As far as the necessity for my services goes, she vouchsafes that the administrators occupy pretty similar disciplinary niches and that should not really auger well for balance of opinion, or in fact any discussion at all, since everyone is keen to behave like the polite gophers in a bugs bunny cartoon at one…er…level, but she has observed to me that often-times instead, perspectival boundaries tend to arise between members and their negotiations over the nature of reality. While I am not in the business of defining reality for anyone else, I am drawn to inspecting and relating in new lights the various representations that different groups attempt to define for themselves in delineating what sections of the cosmos and its knowledge-making facilities they themselves call into being. My own concerns then are outside myself so to speak, and located in groups rather than individuals.

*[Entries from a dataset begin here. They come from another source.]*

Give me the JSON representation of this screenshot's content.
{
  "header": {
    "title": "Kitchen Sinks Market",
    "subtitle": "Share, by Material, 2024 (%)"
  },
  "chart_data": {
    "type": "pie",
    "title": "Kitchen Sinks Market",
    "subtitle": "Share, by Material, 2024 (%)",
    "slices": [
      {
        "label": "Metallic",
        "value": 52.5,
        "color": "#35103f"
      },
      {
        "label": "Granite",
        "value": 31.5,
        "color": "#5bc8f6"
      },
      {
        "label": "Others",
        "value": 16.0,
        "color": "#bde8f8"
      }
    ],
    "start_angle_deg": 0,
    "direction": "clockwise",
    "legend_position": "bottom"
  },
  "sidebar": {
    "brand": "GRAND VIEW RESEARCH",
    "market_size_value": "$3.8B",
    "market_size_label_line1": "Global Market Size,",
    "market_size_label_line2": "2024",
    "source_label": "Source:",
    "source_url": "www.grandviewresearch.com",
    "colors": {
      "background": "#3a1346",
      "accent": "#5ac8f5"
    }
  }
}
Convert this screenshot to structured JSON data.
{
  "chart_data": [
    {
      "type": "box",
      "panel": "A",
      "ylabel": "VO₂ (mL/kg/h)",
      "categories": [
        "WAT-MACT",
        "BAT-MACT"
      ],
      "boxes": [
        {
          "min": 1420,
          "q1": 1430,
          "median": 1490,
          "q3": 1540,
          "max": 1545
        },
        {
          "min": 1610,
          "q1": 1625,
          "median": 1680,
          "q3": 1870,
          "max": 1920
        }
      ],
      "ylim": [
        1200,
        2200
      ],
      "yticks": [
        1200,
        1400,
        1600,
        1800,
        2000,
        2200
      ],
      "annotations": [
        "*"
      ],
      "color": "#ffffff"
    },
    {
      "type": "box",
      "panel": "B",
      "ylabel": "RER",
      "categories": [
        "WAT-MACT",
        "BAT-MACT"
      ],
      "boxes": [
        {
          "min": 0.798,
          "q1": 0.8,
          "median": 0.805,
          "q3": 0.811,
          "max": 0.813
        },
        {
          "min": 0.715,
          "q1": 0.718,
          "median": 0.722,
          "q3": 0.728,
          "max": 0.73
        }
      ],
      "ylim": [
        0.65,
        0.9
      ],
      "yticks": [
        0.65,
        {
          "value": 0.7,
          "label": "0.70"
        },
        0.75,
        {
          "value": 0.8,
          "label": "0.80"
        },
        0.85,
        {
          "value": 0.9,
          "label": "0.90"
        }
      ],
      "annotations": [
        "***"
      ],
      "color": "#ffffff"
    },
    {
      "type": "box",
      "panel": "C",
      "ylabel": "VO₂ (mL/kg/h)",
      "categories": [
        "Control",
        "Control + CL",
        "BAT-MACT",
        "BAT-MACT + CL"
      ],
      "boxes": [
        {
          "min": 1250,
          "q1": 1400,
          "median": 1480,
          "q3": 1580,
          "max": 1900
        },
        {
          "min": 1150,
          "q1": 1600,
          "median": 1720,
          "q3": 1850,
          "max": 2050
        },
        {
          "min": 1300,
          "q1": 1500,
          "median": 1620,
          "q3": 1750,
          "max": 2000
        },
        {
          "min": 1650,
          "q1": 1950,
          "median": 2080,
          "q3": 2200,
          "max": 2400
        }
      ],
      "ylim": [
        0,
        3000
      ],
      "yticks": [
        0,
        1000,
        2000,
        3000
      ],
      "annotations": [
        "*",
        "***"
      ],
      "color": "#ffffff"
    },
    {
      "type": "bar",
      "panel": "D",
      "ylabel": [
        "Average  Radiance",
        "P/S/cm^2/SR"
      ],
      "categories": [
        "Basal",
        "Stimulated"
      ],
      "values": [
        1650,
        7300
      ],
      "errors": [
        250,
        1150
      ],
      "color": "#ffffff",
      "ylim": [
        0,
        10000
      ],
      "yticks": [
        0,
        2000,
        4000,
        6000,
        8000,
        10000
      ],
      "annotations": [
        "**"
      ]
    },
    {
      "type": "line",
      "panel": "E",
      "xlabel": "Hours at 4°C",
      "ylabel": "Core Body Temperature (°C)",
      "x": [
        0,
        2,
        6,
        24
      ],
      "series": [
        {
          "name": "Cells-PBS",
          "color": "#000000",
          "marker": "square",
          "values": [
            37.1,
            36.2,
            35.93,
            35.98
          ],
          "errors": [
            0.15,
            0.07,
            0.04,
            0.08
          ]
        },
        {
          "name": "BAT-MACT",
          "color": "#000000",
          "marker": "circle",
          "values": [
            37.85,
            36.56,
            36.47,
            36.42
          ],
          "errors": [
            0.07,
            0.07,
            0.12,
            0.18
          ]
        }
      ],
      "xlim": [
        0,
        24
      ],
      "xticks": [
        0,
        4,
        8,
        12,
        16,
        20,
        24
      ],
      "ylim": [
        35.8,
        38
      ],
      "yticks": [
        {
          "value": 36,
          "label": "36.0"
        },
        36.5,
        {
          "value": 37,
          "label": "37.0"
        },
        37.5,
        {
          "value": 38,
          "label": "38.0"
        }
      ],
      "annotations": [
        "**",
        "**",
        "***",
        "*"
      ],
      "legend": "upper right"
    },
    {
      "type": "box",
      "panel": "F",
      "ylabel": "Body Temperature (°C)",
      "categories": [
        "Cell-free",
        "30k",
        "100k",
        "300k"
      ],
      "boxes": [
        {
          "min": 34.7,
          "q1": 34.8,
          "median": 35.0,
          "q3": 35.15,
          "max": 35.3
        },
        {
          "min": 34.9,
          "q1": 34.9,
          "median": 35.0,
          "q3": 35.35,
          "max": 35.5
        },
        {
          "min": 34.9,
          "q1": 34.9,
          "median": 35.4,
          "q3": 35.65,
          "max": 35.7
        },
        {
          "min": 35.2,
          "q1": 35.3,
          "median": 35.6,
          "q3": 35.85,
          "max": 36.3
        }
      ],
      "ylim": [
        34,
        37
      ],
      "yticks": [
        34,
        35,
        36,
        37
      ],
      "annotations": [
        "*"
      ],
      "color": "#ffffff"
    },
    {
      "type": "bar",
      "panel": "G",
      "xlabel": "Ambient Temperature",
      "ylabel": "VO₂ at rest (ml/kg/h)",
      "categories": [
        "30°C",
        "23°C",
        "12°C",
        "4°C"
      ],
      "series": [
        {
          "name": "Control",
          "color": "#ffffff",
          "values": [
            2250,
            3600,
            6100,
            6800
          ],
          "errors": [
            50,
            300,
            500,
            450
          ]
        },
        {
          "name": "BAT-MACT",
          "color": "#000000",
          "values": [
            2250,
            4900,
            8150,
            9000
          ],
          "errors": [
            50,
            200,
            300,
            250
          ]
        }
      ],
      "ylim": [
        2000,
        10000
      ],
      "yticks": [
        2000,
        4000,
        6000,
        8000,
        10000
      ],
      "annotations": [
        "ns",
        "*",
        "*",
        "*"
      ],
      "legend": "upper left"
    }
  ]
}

Indubitably this definition of my trajectory is simplistic, and yet it will do for the moment as a line along which to align my big toe as I relate (in other words) what eldon wants me to observe, and which in fact I have been desultorily observing since my subscriberhood here began.

She (the L-person) has always taken a participant-observer status with respect to the groups she studies, and I respect this stance on her part, and even applaud the work she has done with it, but I am more inclined to stand apart from the cultural practices on which I am interested to comment – not completely, but in the manner of having one foot fully outside the practices of that group whilst I am in any way ‘studying’ it, and at the same time, I endeavour to maintain another foot (or even feet) within that group, under its superstructure, in the bedrock of the community perhaps. In Japan, this has only been achieved by not studying the Japanese themselves, but rather the antics of expats living there. But this is another story.

To return to the matter at hand via this rather circumlocutionary route, eldon claims that her mien is in the way of a sociologist when approaching phenomenon of human behaviour, while the clown takes the role of grammarian. In the case of pedro, he is the tech-engineer of the outfit, and comes up with gee-gaws, modifications, etc, at regular intervals.
As an antho-apologist, I am more interested in art-making practices that point to elements of the dynamics of any tribe – I believe “community” may now be the word of choice in some spheres? – In any case, the aesthetic, as it will be remembered and no doubt agreed, is not altogether the province of the visual or even the plastic arts, but includes notions regarding beauty and truth (however conceived) relating to sound and music, words and their sequencing, and the sequencing of other elements of experience apart from the usual words, sounds, smells, tastes and graphics – sensations. Although simplification is not my forte, I am willing to extend my head or expose further my neck by saying that aesthetics can be boiled down to (hoping here that no anti-essentialists are reading along to curse me and follow me spitefully on twitter) relationships. Beauty, via this definition, is a not a part of the single act or object, or even a static composition of objects or elements but is imminent in the intricacies of the relationships that obtain between acts and objects, or elements thereof, extending as well to sequences in human interaction and the parts out of which they are composed. Readers jumping ahead will connect this with my anthropological leanings and intuit that they rest on a basis of examining what specific sequences and juxtapositionings constitute a group’s favoured practices, mores and so on, repeated instances, and legitimised, allowed, ratified and lauded sequences of acts or apperceptions of them which in turn realise that group’s “culture”…with, she apologises and accentuates at the same time, scare quotes.

Herein has lain my self introduction. May it please your honours to accept my humble postings from this day forward – although I cannot promise their regularity or appropriate content.